Giant Star Betelgeuse Shrinks Mysteriously
SPACE.com: A massive red star in the constellation Orion has shrunk in the past 15 years and astronomers don’t know why. Called Betelgeuse, the star is considered a red supergiant. Such massive stars are nearing the ends of their lives and can swell to 100 times their original size before exploding as supernovae, or possibly just collapsing to form black holes without violent explosions (as one study suggested).

Betelgeuse, one of the top 10 brightest stars in our skyis a popular target among backyard skywatchers and was the first star ever to have its size measured, and even today is one of only a handful of stars that appears through the Hubble Space Telescope as a disk rather than a point of light. It was the first star (besides our sun) to have its surface photographed (by Hubble).
The new finding, presented at a meeting of the American Astronomical Society in Pasadena, Calif., was based on data collected by UC Berkeley’s Infrared Spatial Interferometer (ISI) on the top of Mt. Wilson in Southern California.
In 1993, measurements put Betelgeuse’s radius at about 5.5 astronomical units (AU), where one AU equals the average Earth-sun distance of 93 million miles, or about 150 million km. Since then it has shrunk in size by 15 percent.

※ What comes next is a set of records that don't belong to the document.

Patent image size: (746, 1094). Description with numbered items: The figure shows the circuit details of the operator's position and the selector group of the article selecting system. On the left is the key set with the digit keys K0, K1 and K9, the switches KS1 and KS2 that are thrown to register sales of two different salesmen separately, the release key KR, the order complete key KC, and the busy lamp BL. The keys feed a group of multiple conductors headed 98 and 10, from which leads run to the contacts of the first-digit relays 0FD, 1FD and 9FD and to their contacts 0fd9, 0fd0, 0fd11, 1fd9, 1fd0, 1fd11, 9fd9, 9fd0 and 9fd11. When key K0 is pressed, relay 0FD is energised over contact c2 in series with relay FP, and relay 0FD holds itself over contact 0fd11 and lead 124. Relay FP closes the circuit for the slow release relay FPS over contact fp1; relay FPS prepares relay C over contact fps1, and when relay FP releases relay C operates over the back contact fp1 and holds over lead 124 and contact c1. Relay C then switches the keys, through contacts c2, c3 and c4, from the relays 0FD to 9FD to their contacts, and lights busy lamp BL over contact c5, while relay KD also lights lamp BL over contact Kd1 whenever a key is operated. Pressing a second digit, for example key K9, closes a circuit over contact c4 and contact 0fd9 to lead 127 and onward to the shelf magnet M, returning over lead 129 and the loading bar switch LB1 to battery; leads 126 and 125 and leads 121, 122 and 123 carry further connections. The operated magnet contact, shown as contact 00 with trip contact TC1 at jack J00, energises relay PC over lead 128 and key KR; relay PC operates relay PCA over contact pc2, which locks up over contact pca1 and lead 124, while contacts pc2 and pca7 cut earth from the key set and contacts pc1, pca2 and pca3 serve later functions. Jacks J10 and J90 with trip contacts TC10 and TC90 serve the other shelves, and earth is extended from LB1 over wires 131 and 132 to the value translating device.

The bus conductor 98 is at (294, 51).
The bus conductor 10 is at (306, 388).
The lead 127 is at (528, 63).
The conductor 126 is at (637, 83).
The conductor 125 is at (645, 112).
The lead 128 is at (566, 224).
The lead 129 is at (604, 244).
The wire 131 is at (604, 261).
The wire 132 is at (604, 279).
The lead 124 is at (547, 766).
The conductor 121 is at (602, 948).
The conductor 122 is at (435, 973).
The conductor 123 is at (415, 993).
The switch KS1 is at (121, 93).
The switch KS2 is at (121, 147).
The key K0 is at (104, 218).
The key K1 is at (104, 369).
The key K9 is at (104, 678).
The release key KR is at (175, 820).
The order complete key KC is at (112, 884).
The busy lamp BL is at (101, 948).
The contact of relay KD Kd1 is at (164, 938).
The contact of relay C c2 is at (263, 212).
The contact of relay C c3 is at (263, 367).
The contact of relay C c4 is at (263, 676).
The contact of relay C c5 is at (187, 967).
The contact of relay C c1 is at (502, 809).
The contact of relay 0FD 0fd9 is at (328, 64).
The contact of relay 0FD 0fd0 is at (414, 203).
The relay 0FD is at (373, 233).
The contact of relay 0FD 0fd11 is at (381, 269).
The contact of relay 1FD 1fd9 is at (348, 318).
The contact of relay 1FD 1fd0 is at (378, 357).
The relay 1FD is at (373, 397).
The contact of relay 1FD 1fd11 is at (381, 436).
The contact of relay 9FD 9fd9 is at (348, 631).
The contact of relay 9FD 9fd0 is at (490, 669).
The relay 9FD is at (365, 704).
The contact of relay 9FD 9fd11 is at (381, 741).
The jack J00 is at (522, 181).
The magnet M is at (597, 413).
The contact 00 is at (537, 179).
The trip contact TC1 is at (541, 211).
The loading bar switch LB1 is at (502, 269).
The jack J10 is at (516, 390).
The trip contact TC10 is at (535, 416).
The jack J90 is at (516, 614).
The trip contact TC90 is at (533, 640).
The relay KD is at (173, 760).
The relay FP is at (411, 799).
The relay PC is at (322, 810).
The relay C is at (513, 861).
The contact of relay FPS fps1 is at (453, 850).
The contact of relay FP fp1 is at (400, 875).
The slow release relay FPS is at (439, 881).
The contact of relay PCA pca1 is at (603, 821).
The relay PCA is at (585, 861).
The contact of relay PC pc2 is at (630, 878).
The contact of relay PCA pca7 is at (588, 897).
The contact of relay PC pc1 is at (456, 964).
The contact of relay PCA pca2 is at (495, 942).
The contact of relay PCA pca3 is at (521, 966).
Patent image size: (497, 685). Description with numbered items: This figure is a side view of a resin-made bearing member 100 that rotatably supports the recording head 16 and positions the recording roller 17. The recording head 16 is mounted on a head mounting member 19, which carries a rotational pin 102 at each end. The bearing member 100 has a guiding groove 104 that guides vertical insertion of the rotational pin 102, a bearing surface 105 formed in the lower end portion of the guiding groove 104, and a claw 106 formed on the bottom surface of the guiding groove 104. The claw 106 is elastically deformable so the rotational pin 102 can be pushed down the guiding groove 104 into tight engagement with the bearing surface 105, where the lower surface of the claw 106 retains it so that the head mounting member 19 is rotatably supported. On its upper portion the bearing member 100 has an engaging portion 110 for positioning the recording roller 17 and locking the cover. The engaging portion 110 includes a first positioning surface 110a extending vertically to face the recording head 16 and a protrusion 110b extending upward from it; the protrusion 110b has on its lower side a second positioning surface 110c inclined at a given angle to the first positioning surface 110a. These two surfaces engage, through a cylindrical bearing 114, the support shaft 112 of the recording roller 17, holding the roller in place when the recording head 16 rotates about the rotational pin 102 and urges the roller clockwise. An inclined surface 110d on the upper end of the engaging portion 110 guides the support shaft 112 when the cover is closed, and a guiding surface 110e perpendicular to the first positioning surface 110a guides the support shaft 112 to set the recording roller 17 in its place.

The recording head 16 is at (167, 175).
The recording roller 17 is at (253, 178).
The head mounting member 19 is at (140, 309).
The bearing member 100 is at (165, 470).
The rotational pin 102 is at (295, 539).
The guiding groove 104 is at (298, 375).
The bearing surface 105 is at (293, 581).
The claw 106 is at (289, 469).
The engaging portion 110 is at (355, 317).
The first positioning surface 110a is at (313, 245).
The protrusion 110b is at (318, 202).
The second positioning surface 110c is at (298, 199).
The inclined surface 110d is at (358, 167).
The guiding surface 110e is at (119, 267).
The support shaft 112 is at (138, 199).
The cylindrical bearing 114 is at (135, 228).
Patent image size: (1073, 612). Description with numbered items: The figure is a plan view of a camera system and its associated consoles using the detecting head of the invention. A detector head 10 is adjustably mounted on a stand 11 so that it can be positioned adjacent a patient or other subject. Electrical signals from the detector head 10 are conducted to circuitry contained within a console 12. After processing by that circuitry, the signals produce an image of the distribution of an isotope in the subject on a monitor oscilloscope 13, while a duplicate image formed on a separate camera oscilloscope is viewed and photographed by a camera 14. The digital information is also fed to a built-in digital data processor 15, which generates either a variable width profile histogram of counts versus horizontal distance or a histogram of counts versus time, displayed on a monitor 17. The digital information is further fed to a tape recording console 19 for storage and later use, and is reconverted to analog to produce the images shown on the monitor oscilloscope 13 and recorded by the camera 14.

That means the star’s radius has contracted by a distance equal to the orbit of Venus.
“To see this change is very striking,” said Charles Townes, a UC Berkeley professor emeritus of physics. “We will be watching it carefully over the next few years to see if it will keep contracting or will go back up in size.” (Townes won the 1964 Nobel Prize in physics for inventing the laser and the maser, a microwave laser.)